Politica a scuola

di Francesca De Astis

Negli ultimi anni il ruolo dell’istituzione scolastica ha subito importanti cambiamenti e anche le sue finalità sono cambiate, sotto i colpi di governi di destra prima, di pseudo sinistra poi. Già nel 2011, fu decretato il divieto di fare propaganda politica nelle scuole, poiché si riteneva che i professori inculcassero le loro idee politiche negli alunni. Ora chi lo fa rischia da 1 a 3 mesi di carcere.

Perché si è arrivati addirittura a punire chi esercita la sua libera espressione?
Innanzitutto dobbiamo capire qual è la finalità della scuola secondo la nostra Costituzione: serve a formare cittadini critici e capaci di ragionare e giudicare, di certo non a creare merce da introdurre nel mondo lavorativo, succube di chi ci vuole servi privi di ogni vaglio critico e ragione lucida ma ricchi di competenze, come intende la “Buona Scuola” di Renzi.

È chiaro che la presenza di luoghi ancora pubblici e democratici fa paura.
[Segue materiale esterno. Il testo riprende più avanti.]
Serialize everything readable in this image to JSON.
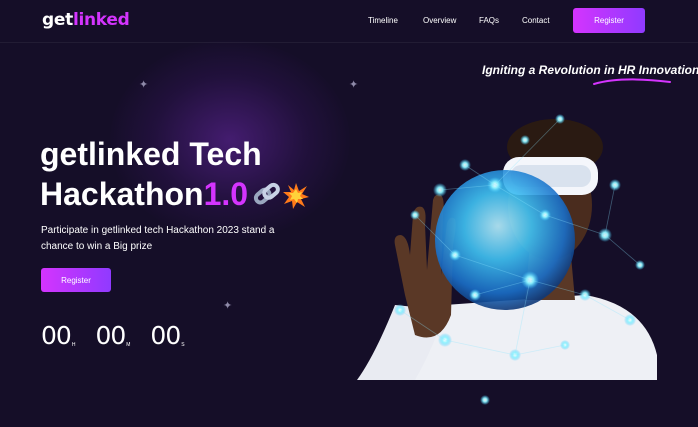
{
  "header": {
    "logo_main": "get",
    "logo_accent": "linked",
    "nav": [
      "Timeline",
      "Overview",
      "FAQs",
      "Contact"
    ],
    "register_label": "Register"
  },
  "hero": {
    "tagline": "Igniting a Revolution in HR Innovation",
    "title_line1": "getlinked Tech",
    "title_line2_main": "Hackathon",
    "title_version": "1.0",
    "description": "Participate in getlinked tech Hackathon 2023 stand a chance to win a Big prize",
    "register_label": "Register",
    "countdown": [
      {
        "value": "00",
        "unit": "H"
      },
      {
        "value": "00",
        "unit": "M"
      },
      {
        "value": "00",
        "unit": "S"
      }
    ]
  },
  "colors": {
    "background": "#150e28",
    "accent": "#d434fe",
    "button_gradient_end": "#903aff"
  },
  "icons": [
    "chain-link-icon",
    "collision-burst-icon",
    "sparkle-star-icon"
  ]
}
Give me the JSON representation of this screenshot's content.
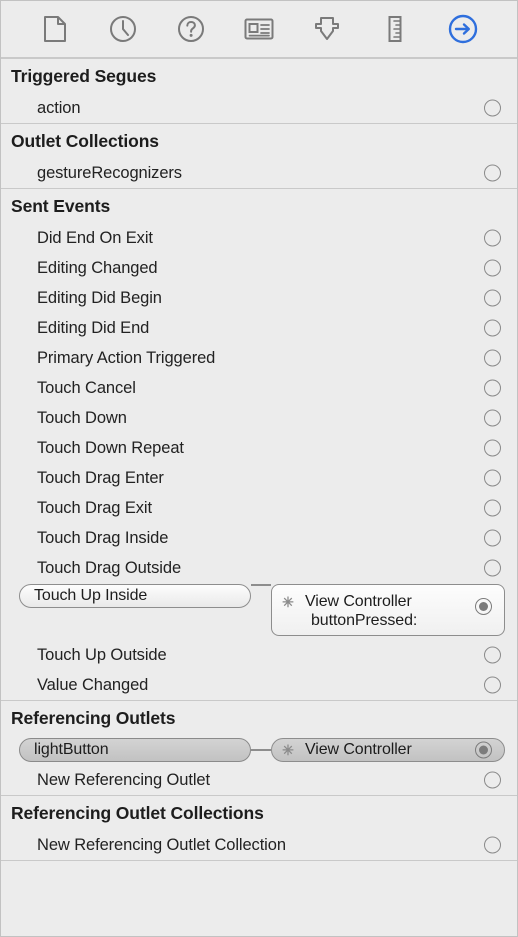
{
  "toolbar": {
    "items": [
      {
        "name": "file-inspector-icon",
        "label": "File Inspector",
        "selected": false
      },
      {
        "name": "history-inspector-icon",
        "label": "History Inspector",
        "selected": false
      },
      {
        "name": "quick-help-inspector-icon",
        "label": "Quick Help Inspector",
        "selected": false
      },
      {
        "name": "identity-inspector-icon",
        "label": "Identity Inspector",
        "selected": false
      },
      {
        "name": "attributes-inspector-icon",
        "label": "Attributes Inspector",
        "selected": false
      },
      {
        "name": "size-inspector-icon",
        "label": "Size Inspector",
        "selected": false
      },
      {
        "name": "connections-inspector-icon",
        "label": "Connections Inspector",
        "selected": true
      }
    ],
    "accent_color": "#2f6fdd",
    "icon_color": "#7a7a7a"
  },
  "sections": [
    {
      "title": "Triggered Segues",
      "rows": [
        {
          "label": "action",
          "connected": false
        }
      ]
    },
    {
      "title": "Outlet Collections",
      "rows": [
        {
          "label": "gestureRecognizers",
          "connected": false
        }
      ]
    },
    {
      "title": "Sent Events",
      "rows": [
        {
          "label": "Did End On Exit",
          "connected": false
        },
        {
          "label": "Editing Changed",
          "connected": false
        },
        {
          "label": "Editing Did Begin",
          "connected": false
        },
        {
          "label": "Editing Did End",
          "connected": false
        },
        {
          "label": "Primary Action Triggered",
          "connected": false
        },
        {
          "label": "Touch Cancel",
          "connected": false
        },
        {
          "label": "Touch Down",
          "connected": false
        },
        {
          "label": "Touch Down Repeat",
          "connected": false
        },
        {
          "label": "Touch Drag Enter",
          "connected": false
        },
        {
          "label": "Touch Drag Exit",
          "connected": false
        },
        {
          "label": "Touch Drag Inside",
          "connected": false
        },
        {
          "label": "Touch Drag Outside",
          "connected": false
        },
        {
          "label": "Touch Up Outside",
          "connected": false
        },
        {
          "label": "Value Changed",
          "connected": false
        }
      ]
    },
    {
      "title": "Referencing Outlets",
      "rows": [
        {
          "label": "New Referencing Outlet",
          "connected": false
        }
      ]
    },
    {
      "title": "Referencing Outlet Collections",
      "rows": [
        {
          "label": "New Referencing Outlet Collection",
          "connected": false
        }
      ]
    }
  ],
  "connections": {
    "touch_up_inside": {
      "source_label": "Touch Up Inside",
      "target_object": "View Controller",
      "target_action": "buttonPressed:",
      "delete_glyph": "✳",
      "connected": true
    },
    "light_button": {
      "source_label": "lightButton",
      "target_object": "View Controller",
      "delete_glyph": "✳",
      "connected": true
    }
  }
}
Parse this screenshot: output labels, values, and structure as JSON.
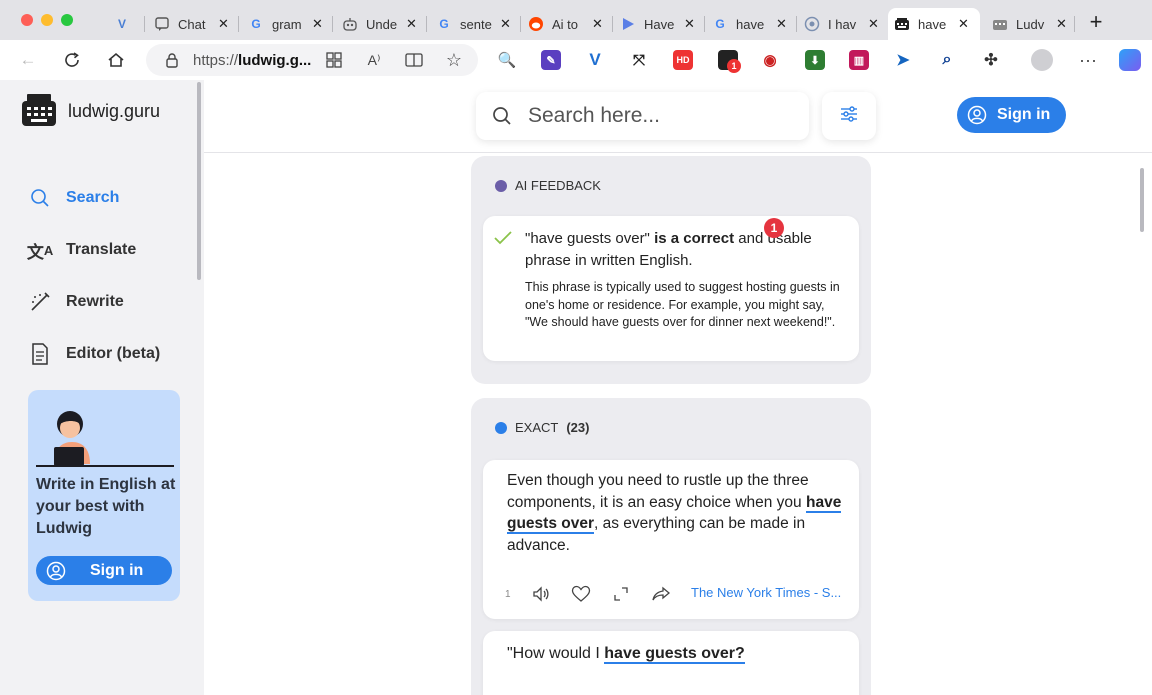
{
  "browser": {
    "tabs": [
      {
        "title": "",
        "icon": "v-extension-icon"
      },
      {
        "title": "Chat",
        "icon": "chat-icon"
      },
      {
        "title": "gram",
        "icon": "google-icon"
      },
      {
        "title": "Unde",
        "icon": "robot-icon"
      },
      {
        "title": "sente",
        "icon": "google-icon"
      },
      {
        "title": "Ai to",
        "icon": "reddit-icon"
      },
      {
        "title": "Have",
        "icon": "play-icon"
      },
      {
        "title": "have",
        "icon": "google-icon"
      },
      {
        "title": "I hav",
        "icon": "chrome-icon"
      },
      {
        "title": "have",
        "icon": "keyboard-icon"
      },
      {
        "title": "Ludv",
        "icon": "keyboard-icon"
      }
    ],
    "url_prefix": "https://",
    "url_domain": "ludwig.g...",
    "ext_badge": "1"
  },
  "sidebar": {
    "brand": "ludwig.guru",
    "nav": [
      {
        "label": "Search",
        "icon": "search-icon"
      },
      {
        "label": "Translate",
        "icon": "translate-icon"
      },
      {
        "label": "Rewrite",
        "icon": "rewrite-icon"
      },
      {
        "label": "Editor (beta)",
        "icon": "document-icon"
      }
    ],
    "promo": {
      "text": "Write in English at your best with Ludwig",
      "button": "Sign in"
    }
  },
  "header": {
    "search_placeholder": "Search here...",
    "signin_label": "Sign in"
  },
  "feedback": {
    "heading": "AI FEEDBACK",
    "quote": "\"have guests over\"",
    "verdict": "is a correct",
    "rest": "and usable phrase in written English.",
    "detail": "This phrase is typically used to suggest hosting guests in one's home or residence. For example, you might say, \"We should have guests over for dinner next weekend!\".",
    "badge": "1"
  },
  "exact": {
    "heading": "EXACT",
    "count": "(23)",
    "examples": [
      {
        "before": "Even though you need to rustle up the three components, it is an easy choice when you ",
        "highlight": "have guests over",
        "after": ", as everything can be made in advance.",
        "index": "1",
        "source": "The New York Times - S..."
      },
      {
        "before": "\"How would I ",
        "highlight": "have guests over?",
        "after": ""
      }
    ]
  },
  "colors": {
    "accent": "#2b7fe8",
    "feedback_dot": "#6b5ea8",
    "badge": "#e5343f"
  }
}
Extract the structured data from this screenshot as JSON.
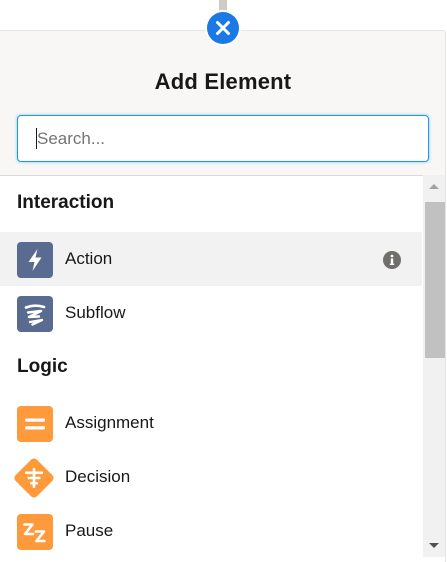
{
  "panel": {
    "title": "Add Element",
    "close_icon": "close-icon"
  },
  "search": {
    "placeholder": "Search...",
    "value": ""
  },
  "sections": [
    {
      "heading": "Interaction",
      "items": [
        {
          "label": "Action",
          "icon": "lightning-bolt-icon",
          "color": "#5a6b91",
          "selected": true,
          "info_icon": "info-icon"
        },
        {
          "label": "Subflow",
          "icon": "subflow-icon",
          "color": "#5a6b91",
          "selected": false
        }
      ]
    },
    {
      "heading": "Logic",
      "items": [
        {
          "label": "Assignment",
          "icon": "assignment-icon",
          "color": "#ff9a3c",
          "selected": false
        },
        {
          "label": "Decision",
          "icon": "decision-icon",
          "color": "#ff9a3c",
          "selected": false
        },
        {
          "label": "Pause",
          "icon": "pause-zz-icon",
          "color": "#ff9a3c",
          "selected": false
        }
      ]
    }
  ],
  "colors": {
    "accent": "#1b79e6",
    "focus_border": "#1b96ff",
    "header_bg": "#f8f7f5",
    "selected_row": "#f3f2f2",
    "interaction_icon": "#5a6b91",
    "logic_icon": "#ff9a3c"
  }
}
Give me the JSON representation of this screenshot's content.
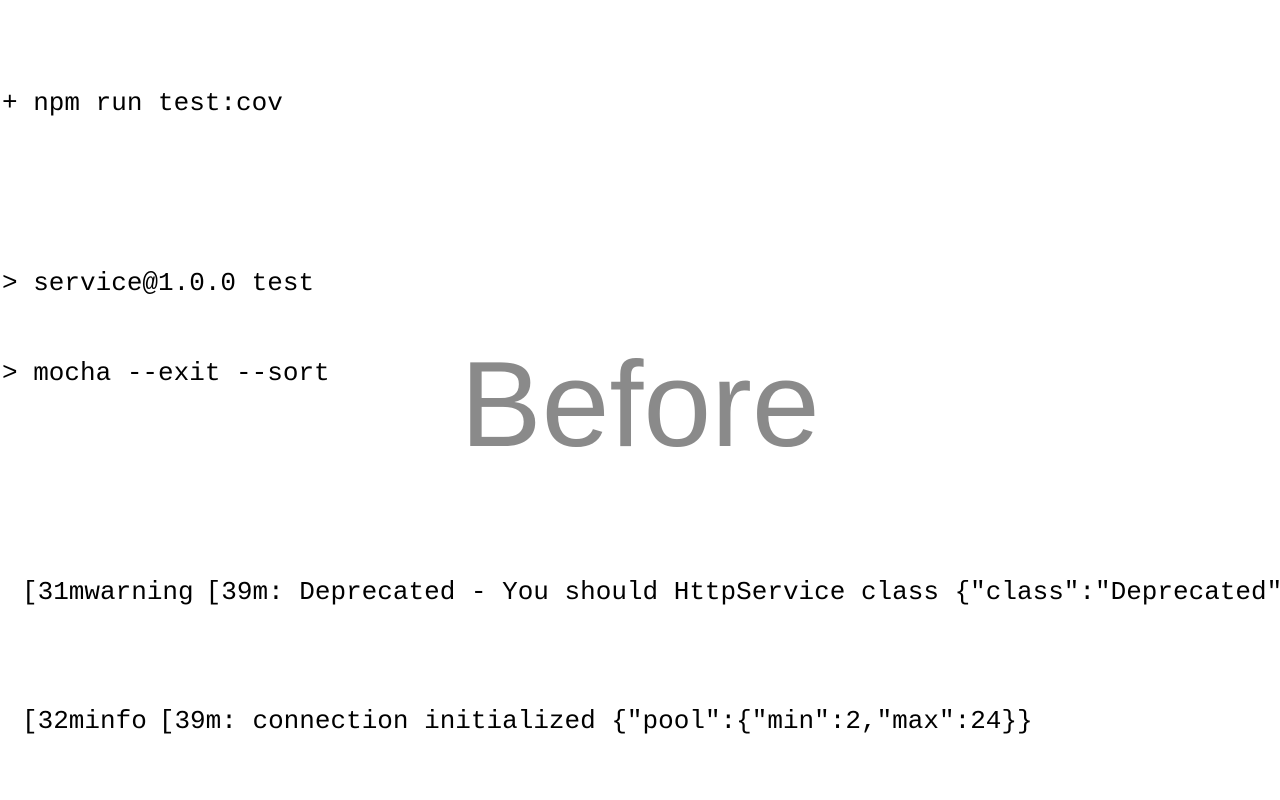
{
  "terminal": {
    "command_line": "+ npm run test:cov",
    "script_lines": [
      "> service@1.0.0 test",
      "> mocha --exit --sort"
    ],
    "log_lines": [
      {
        "color_code_start": "[31m",
        "level": "warning",
        "color_code_end": "[39m",
        "message": ": Deprecated - You should HttpService class {\"class\":\"Deprecated\","
      },
      {
        "color_code_start": "[32m",
        "level": "info",
        "color_code_end": "[39m",
        "message": ": connection initialized {\"pool\":{\"min\":2,\"max\":24}}"
      }
    ]
  },
  "overlay": {
    "label": "Before",
    "color": "#8a8a8a"
  },
  "colors": {
    "background": "#ffffff",
    "text": "#000000"
  }
}
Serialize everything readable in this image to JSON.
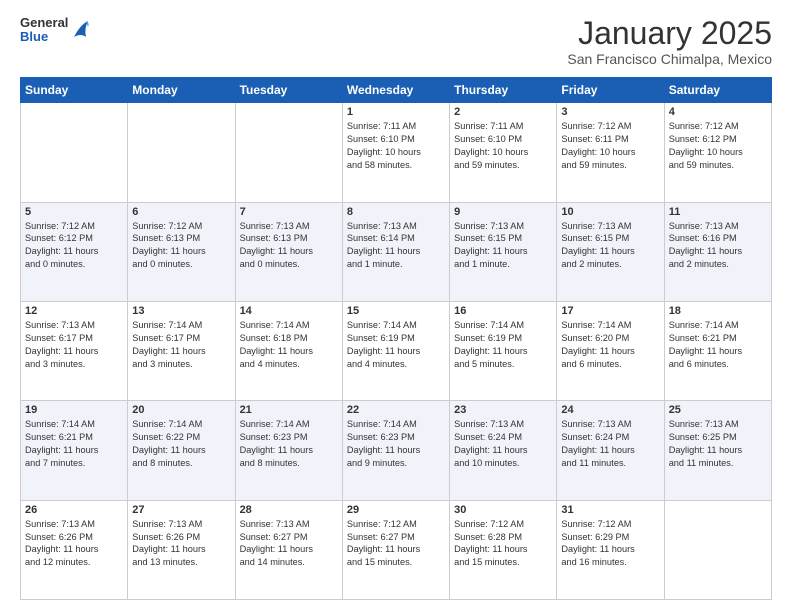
{
  "logo": {
    "general": "General",
    "blue": "Blue"
  },
  "header": {
    "month": "January 2025",
    "location": "San Francisco Chimalpa, Mexico"
  },
  "weekdays": [
    "Sunday",
    "Monday",
    "Tuesday",
    "Wednesday",
    "Thursday",
    "Friday",
    "Saturday"
  ],
  "weeks": [
    [
      {
        "day": "",
        "info": ""
      },
      {
        "day": "",
        "info": ""
      },
      {
        "day": "",
        "info": ""
      },
      {
        "day": "1",
        "info": "Sunrise: 7:11 AM\nSunset: 6:10 PM\nDaylight: 10 hours\nand 58 minutes."
      },
      {
        "day": "2",
        "info": "Sunrise: 7:11 AM\nSunset: 6:10 PM\nDaylight: 10 hours\nand 59 minutes."
      },
      {
        "day": "3",
        "info": "Sunrise: 7:12 AM\nSunset: 6:11 PM\nDaylight: 10 hours\nand 59 minutes."
      },
      {
        "day": "4",
        "info": "Sunrise: 7:12 AM\nSunset: 6:12 PM\nDaylight: 10 hours\nand 59 minutes."
      }
    ],
    [
      {
        "day": "5",
        "info": "Sunrise: 7:12 AM\nSunset: 6:12 PM\nDaylight: 11 hours\nand 0 minutes."
      },
      {
        "day": "6",
        "info": "Sunrise: 7:12 AM\nSunset: 6:13 PM\nDaylight: 11 hours\nand 0 minutes."
      },
      {
        "day": "7",
        "info": "Sunrise: 7:13 AM\nSunset: 6:13 PM\nDaylight: 11 hours\nand 0 minutes."
      },
      {
        "day": "8",
        "info": "Sunrise: 7:13 AM\nSunset: 6:14 PM\nDaylight: 11 hours\nand 1 minute."
      },
      {
        "day": "9",
        "info": "Sunrise: 7:13 AM\nSunset: 6:15 PM\nDaylight: 11 hours\nand 1 minute."
      },
      {
        "day": "10",
        "info": "Sunrise: 7:13 AM\nSunset: 6:15 PM\nDaylight: 11 hours\nand 2 minutes."
      },
      {
        "day": "11",
        "info": "Sunrise: 7:13 AM\nSunset: 6:16 PM\nDaylight: 11 hours\nand 2 minutes."
      }
    ],
    [
      {
        "day": "12",
        "info": "Sunrise: 7:13 AM\nSunset: 6:17 PM\nDaylight: 11 hours\nand 3 minutes."
      },
      {
        "day": "13",
        "info": "Sunrise: 7:14 AM\nSunset: 6:17 PM\nDaylight: 11 hours\nand 3 minutes."
      },
      {
        "day": "14",
        "info": "Sunrise: 7:14 AM\nSunset: 6:18 PM\nDaylight: 11 hours\nand 4 minutes."
      },
      {
        "day": "15",
        "info": "Sunrise: 7:14 AM\nSunset: 6:19 PM\nDaylight: 11 hours\nand 4 minutes."
      },
      {
        "day": "16",
        "info": "Sunrise: 7:14 AM\nSunset: 6:19 PM\nDaylight: 11 hours\nand 5 minutes."
      },
      {
        "day": "17",
        "info": "Sunrise: 7:14 AM\nSunset: 6:20 PM\nDaylight: 11 hours\nand 6 minutes."
      },
      {
        "day": "18",
        "info": "Sunrise: 7:14 AM\nSunset: 6:21 PM\nDaylight: 11 hours\nand 6 minutes."
      }
    ],
    [
      {
        "day": "19",
        "info": "Sunrise: 7:14 AM\nSunset: 6:21 PM\nDaylight: 11 hours\nand 7 minutes."
      },
      {
        "day": "20",
        "info": "Sunrise: 7:14 AM\nSunset: 6:22 PM\nDaylight: 11 hours\nand 8 minutes."
      },
      {
        "day": "21",
        "info": "Sunrise: 7:14 AM\nSunset: 6:23 PM\nDaylight: 11 hours\nand 8 minutes."
      },
      {
        "day": "22",
        "info": "Sunrise: 7:14 AM\nSunset: 6:23 PM\nDaylight: 11 hours\nand 9 minutes."
      },
      {
        "day": "23",
        "info": "Sunrise: 7:13 AM\nSunset: 6:24 PM\nDaylight: 11 hours\nand 10 minutes."
      },
      {
        "day": "24",
        "info": "Sunrise: 7:13 AM\nSunset: 6:24 PM\nDaylight: 11 hours\nand 11 minutes."
      },
      {
        "day": "25",
        "info": "Sunrise: 7:13 AM\nSunset: 6:25 PM\nDaylight: 11 hours\nand 11 minutes."
      }
    ],
    [
      {
        "day": "26",
        "info": "Sunrise: 7:13 AM\nSunset: 6:26 PM\nDaylight: 11 hours\nand 12 minutes."
      },
      {
        "day": "27",
        "info": "Sunrise: 7:13 AM\nSunset: 6:26 PM\nDaylight: 11 hours\nand 13 minutes."
      },
      {
        "day": "28",
        "info": "Sunrise: 7:13 AM\nSunset: 6:27 PM\nDaylight: 11 hours\nand 14 minutes."
      },
      {
        "day": "29",
        "info": "Sunrise: 7:12 AM\nSunset: 6:27 PM\nDaylight: 11 hours\nand 15 minutes."
      },
      {
        "day": "30",
        "info": "Sunrise: 7:12 AM\nSunset: 6:28 PM\nDaylight: 11 hours\nand 15 minutes."
      },
      {
        "day": "31",
        "info": "Sunrise: 7:12 AM\nSunset: 6:29 PM\nDaylight: 11 hours\nand 16 minutes."
      },
      {
        "day": "",
        "info": ""
      }
    ]
  ]
}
Vietare di parlare di politica, in un luogo nel quale i ragazzi vengono formati ed educati, porta i giovani a non avere idee chiare, essere confusi e a ignorare quanto avviene nella realtà circostante. Il docente non è un automa. I valori, le conoscenze, l’orientamento politico vengono necessariamente alla luce. Ogni giorno abbiamo a che fare con persone diverse tra loro e veniamo in qualche modo influenzati dai loro pensieri. Vietare di parlare di uno degli aspetti più importanti di un cittadino è censura, abolizione della libertà di espressione. I potenti preferiscono il silenzio piuttosto che il dialogo, la dialettica tra orientamenti diversi, perché è più facile governare un popolo inconsapevole, incosciente. Fare politica non deve giustificare il fare propaganda, ma permettere che a scuola si parli di come funzioni il nostro Stato, della Costituzione, dei partiti e movimenti che costituiscono il nostro panorama politico. È, quindi, doveroso introdurre educazione civica tra le discipline curricolari.

Inoltre, perché la politica è un vero e proprio tabù mentre la religione cattolica invade ancora in maniera prepotente l’istituzione scolastica? La scuola non dovrebbe essere laica? Insegnare aspetti riguardanti la vita personale e intima è lecito, aspetti riguardanti la vita comunitaria non lo è. Lo si vede bene nelle nostre scuole come il “potere” religioso e coloro che lo esercitano prendono sempre più il controllo della vita scolastica, mentre invece è sconsigliato vivamente parlare di attualità politica. Ad esempio, denunciare i crimini compiuti dalla Turchia nel Kurdistan siriano, infatti, a scuola, è stato considerato prendere posizione politica. Perché questa polemica non si pone quando ai professori è permesso di partecipare alla messa in orario di servizio? È la religione che dovrebbe essere incompatibile in un contesto pubblico quale è la scuola (questo non significa annullare la propria identità), non la politica. Che valore hanno le conoscenze apprese dagli studi se non si possono mettere in atto con l’attualità? Perché la libertà deve essere censurata in nome dell’oggettività e di pensieri asettici?
Diceva Jules Renard: «Non mi occupo di politica è come dire: non mi occupo della vita.»